Ingredients for 4 servings:
- 500 g flour
- 2 tbsp, heaped sugar
- 80 g butter, very soft
- 1 medium egg yolk
- 1 m.-sized egg(s)
- 250 ml milk, lukewarm
- 40 g yeast
- 1 pinch of salt
- 800 g apples, coarsely grated
- 80 g sugar
- e.g. cinnamon
- 125 g butter, melted
- 2 tbsp cocoa
- 80 g powdered sugar
Instructions
Working time approx. 1 hour 30 minutes; Rest time approx. 1 hour; Cooking/baking time approx. 16 minutes; Total time approx. 2 hours 46 minutes
A treat from my childhood, also very good as a main course
Coarsely grate the apples and let them stand for at least 1 hour, then squeeze out the juice. For the dough, mix the flour with the sugar and salt, then scatter the butter in small flakes over the flour. Dissolve the yeast in the lukewarm milk and whisk in the eggs. Knead the dough with the dough hook until it pulls away from the sides of the bowl and bubbles form. Now let the dough rest in a warm place and let it rise until it has doubled in size. Mix the juiced apples with the cinnamon and sugar (see filling ingredients).
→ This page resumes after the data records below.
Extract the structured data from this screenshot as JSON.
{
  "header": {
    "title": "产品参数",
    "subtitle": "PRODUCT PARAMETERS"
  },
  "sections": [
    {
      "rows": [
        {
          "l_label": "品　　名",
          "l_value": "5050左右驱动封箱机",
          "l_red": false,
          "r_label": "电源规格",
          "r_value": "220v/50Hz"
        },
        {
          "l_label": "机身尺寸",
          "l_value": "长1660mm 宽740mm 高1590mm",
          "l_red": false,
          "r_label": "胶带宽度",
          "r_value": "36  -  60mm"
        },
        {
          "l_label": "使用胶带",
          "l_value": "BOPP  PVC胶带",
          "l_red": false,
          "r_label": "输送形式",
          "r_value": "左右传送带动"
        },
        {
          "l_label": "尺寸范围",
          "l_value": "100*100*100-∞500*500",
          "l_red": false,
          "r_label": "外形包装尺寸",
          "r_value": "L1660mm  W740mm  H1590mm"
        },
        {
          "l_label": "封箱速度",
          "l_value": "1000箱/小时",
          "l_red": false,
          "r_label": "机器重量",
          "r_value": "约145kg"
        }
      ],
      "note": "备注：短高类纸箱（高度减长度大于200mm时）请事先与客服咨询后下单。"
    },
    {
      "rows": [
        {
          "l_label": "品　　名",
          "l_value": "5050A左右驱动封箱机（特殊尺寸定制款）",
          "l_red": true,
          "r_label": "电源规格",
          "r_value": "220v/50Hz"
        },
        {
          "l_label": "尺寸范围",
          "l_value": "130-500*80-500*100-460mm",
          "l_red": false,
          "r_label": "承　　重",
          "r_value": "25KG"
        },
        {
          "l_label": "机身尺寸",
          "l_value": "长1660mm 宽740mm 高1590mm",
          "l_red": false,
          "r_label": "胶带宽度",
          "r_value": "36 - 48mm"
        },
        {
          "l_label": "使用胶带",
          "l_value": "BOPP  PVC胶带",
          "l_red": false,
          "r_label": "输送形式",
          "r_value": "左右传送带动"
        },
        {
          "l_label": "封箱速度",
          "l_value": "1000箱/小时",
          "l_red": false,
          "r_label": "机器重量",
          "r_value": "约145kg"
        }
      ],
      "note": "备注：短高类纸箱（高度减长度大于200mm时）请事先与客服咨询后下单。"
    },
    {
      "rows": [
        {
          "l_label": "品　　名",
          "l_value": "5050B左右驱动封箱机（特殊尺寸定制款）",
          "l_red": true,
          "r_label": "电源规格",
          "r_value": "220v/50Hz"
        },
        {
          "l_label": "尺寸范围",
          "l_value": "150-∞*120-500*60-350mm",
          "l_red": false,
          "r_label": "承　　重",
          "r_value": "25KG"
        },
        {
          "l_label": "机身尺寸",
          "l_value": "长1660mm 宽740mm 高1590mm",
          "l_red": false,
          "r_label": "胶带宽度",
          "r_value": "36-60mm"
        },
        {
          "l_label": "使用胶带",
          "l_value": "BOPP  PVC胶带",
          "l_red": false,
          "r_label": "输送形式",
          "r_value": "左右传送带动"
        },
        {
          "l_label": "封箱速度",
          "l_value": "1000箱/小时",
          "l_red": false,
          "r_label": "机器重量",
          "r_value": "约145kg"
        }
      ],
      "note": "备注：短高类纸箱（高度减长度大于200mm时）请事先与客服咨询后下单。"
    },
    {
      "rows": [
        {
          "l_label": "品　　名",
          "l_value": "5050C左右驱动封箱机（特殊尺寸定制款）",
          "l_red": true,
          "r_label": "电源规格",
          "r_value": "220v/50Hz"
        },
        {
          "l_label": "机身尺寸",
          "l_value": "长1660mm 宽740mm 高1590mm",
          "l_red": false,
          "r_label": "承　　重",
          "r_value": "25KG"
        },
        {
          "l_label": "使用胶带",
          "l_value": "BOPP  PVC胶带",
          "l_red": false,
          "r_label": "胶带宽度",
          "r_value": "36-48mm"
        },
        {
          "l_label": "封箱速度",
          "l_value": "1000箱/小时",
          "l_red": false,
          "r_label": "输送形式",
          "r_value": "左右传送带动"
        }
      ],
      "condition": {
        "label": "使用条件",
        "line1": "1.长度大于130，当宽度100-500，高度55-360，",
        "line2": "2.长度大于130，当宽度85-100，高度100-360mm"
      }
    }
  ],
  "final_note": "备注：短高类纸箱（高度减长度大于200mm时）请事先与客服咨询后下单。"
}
Divide the dough in half and form a log. Divide the logs into pieces of dough weighing approx. 50-60g. Flatten these pieces, add 1 heaped tablespoon of apple mixture, cover with the dough and form into dumplings. Half-fill a steamer with an integrated sieve (approx. 28 cm in diameter) with water and bring to a boil. Then place approximately 7 dumplings on the sieve and steam for 16 minutes without opening the lid. If your steamer doesn’t have a sieve, place a loose sieve inside the pot, making sure the boiling water doesn’t touch the sieve. Brush the hot dumplings with melted butter. Mix the cocoa with the powdered sugar and pour it over the dumplings, then brush with butter and the cocoa mixture. Served lukewarm, these steamed dumplings à la Grandma Gisela are a dream.